AI ripe to shake up private banking, says Israeli entrepreneur

Artificial intelligence tools are “ripe” to disrupt the private banking sector, Amnon Shashua has said, as his new digital bank One Zero prepares to expand its activities outside Israel.

Shashua last year launched One Zero — whose investors include Swiss private bank Julius Baer, US private equity group Cerberus and China’s Tencent — as the first new Israeli bank to be set up in more than 40 years, and is planning to apply for a licence in Italy by the end of the year.

The venture is one of a number of projects deploying AI spawned by the 63-year-old computer scientist, who co-founded and still heads the autonomous driving group Mobileye, and comes as the success of a new wave of generative AI products, such as OpenAI’s ChatGPT and Google’s Bard, has triggered a frenzy of investor interest in the sector.

Shashua said deploying AI technologies, such as large language models, in private banking would radically increase the efficiency of relationship managers and make it possible to offer services previously accessible only to the very wealthy to a much broader selection of clients.

“This is really disruption in the world of banking,” he said in an interview with the Financial Times. “And you can only do it in a neobank because you don’t have the legacy core systems.”

Relationship managers at Switzerland’s private banks, which dominate the global wealth management industry, typically each manage the affairs of about 100 to 200 wealthy clients.

One Zero’s Israeli business — which has acquired 60,000 customers accounts since its launch last summer — has 1,000 clients per relationship manager, and is planning to reach 2,000 by the end of the year.

But Shashua said that the company’s longer-term target was a ratio of 1:10,000, enabling One Zero to provide services previously accessible only to very wealthy clients, such as bespoke financial advice, to a wider market.

“The plan is to be the first pure play pan-European digital private bank for the mass affluent,” he said, referring to clients that One Zero characterises as having disposable assets of between $50,000 and $500,000.

One Zero — which has raised $250mn and was valued at $385mn in its latest funding round in February — uses AI to analyse clients’ portfolios and provide the bankers dealing with them with advice to share.

But Shashua said he expected the greatest gains in scalability to come from deploying generative AI — the powerful technology that lies behind services such as ChatGPT — to allow One Zero’s chatbot to field sophisticated customer queries, and free up bankers’ time for other tasks.

“If people don’t get answers, they feel like they are not being served, so you need to handle this either through human bankers or automation,” he said. “The rise of language models . . . is ripe to create this automation.”

Many banks already use chatbots to deal with customers, but the range of queries they can answer is constrained by the fact that they generally function by offering clients the chance to choose from a pre-determined set of questions, rather than responding to free text.

Nizan Geslevich Packin, a professor of business law at the City University of New York, said generative AI had the potential to improve the efficiency with which banks could provide certain services.

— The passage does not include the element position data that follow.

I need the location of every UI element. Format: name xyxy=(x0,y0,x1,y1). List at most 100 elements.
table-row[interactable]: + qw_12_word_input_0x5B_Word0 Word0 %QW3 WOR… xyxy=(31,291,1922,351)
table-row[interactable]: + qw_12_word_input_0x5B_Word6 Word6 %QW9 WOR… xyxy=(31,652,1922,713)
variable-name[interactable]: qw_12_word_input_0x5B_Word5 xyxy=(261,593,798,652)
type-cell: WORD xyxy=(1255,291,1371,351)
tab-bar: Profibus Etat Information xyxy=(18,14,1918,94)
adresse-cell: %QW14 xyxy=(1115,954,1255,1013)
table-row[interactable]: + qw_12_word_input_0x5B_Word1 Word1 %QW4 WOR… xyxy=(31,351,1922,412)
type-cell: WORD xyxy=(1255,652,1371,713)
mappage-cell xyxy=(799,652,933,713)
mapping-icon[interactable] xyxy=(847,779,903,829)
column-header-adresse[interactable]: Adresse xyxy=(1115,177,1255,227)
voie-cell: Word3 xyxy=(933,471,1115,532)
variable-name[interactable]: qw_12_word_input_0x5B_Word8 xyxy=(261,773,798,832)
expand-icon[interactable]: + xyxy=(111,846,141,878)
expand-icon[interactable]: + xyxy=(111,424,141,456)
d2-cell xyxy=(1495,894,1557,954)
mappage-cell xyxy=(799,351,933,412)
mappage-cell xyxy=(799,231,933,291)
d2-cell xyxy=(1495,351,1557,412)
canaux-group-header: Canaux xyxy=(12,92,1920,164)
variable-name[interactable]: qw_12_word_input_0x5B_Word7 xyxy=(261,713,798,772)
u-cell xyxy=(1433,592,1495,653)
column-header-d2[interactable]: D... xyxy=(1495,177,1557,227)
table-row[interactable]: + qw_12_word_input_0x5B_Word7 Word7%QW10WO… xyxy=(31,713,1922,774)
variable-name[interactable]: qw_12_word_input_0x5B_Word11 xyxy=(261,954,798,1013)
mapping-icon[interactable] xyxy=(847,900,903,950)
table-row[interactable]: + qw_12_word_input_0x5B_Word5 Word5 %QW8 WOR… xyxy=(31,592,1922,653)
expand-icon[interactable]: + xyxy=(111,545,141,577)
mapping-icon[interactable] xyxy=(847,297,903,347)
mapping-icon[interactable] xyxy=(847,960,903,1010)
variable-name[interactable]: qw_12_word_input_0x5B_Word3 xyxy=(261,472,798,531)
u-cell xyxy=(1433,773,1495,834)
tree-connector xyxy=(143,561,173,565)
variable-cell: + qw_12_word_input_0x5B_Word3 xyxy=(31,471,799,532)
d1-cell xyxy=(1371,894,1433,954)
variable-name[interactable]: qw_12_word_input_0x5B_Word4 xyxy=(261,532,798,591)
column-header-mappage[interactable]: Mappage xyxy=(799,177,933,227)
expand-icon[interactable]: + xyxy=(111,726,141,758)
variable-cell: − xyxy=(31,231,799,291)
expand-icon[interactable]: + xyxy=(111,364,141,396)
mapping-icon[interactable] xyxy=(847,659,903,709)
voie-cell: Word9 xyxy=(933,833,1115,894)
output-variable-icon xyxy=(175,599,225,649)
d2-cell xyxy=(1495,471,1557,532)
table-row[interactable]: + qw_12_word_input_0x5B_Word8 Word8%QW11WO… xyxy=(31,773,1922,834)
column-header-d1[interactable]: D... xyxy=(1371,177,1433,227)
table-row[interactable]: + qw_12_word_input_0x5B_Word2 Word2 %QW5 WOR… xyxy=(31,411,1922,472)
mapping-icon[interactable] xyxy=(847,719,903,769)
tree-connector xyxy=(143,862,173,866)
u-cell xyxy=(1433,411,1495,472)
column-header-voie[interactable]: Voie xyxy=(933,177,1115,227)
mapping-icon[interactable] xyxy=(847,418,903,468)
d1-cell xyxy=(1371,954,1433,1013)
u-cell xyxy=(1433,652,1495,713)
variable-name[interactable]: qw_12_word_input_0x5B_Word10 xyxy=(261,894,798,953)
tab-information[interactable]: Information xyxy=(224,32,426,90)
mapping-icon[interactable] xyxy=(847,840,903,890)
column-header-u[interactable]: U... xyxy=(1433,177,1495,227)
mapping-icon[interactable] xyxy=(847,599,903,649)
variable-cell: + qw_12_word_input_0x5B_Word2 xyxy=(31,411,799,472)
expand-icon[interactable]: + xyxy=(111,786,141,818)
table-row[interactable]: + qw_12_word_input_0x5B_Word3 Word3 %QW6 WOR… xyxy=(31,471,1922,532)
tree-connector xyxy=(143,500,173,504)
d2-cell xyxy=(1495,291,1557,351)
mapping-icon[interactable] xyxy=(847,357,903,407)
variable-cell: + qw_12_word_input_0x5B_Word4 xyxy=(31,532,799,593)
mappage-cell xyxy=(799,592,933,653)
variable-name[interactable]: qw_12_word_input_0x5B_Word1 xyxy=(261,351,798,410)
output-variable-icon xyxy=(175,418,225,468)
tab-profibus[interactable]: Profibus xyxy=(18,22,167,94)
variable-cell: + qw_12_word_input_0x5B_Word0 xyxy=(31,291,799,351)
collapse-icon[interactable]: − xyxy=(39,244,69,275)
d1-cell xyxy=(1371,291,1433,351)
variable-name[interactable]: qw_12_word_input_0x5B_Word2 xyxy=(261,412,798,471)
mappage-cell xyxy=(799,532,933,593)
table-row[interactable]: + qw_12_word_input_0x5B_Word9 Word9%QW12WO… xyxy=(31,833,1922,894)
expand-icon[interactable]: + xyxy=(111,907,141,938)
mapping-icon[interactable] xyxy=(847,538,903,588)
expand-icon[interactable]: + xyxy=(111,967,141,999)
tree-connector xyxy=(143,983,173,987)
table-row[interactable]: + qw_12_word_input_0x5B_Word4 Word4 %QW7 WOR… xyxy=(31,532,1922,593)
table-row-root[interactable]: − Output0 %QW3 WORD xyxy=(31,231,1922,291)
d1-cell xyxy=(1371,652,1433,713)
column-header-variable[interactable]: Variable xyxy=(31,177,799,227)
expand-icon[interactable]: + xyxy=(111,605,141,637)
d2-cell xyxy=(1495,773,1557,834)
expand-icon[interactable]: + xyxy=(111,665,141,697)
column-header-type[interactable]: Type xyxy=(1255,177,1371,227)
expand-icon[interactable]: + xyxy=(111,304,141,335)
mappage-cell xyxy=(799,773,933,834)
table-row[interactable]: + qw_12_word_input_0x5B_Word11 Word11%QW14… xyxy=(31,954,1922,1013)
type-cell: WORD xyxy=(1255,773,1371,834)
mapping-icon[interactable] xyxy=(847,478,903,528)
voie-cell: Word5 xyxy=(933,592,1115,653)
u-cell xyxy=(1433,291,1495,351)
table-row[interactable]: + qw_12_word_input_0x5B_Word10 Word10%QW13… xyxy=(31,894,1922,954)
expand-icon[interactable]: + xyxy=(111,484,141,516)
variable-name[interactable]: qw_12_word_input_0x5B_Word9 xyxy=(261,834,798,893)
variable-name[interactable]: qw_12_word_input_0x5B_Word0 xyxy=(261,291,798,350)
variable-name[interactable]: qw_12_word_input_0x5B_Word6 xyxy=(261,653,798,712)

But she added that applying it to personal financial data posed a series of challenges relating to the technology’s biases and tendency to “hallucinate” — when AI confidently gives inaccurate responses — as well as issues around customers providing informed consent for the use of their information. “We’re still in the infancy of trying to understand what this means,” she said.

Gal Bar Dea, One Zero’s chief executive, said dealing with hallucinations and data privacy issues were the two main challenges the bank had faced in developing its generative AI chatbot, as well as making sure it did not answer questions — such as stock tip requests — that it was not allowed to. But he said that it was already being tested internally and that the bank planned to roll it out for clients “in the coming months”.

Since studying maths and computer science at Tel Aviv university, Shashua has founded companies applying AI in areas from robotics to natural language learning. His biggest success, however, was Mobileye, which Intel bought in 2017 in the biggest deal in Israeli history, before listing last year.

Asked whether he would consider selling One Zero, Shashua said it was “too early to talk about M&A”. But he was non-committal about the future. “My interest is technology,” he said. “Once the technology is done — I’m not a banker.”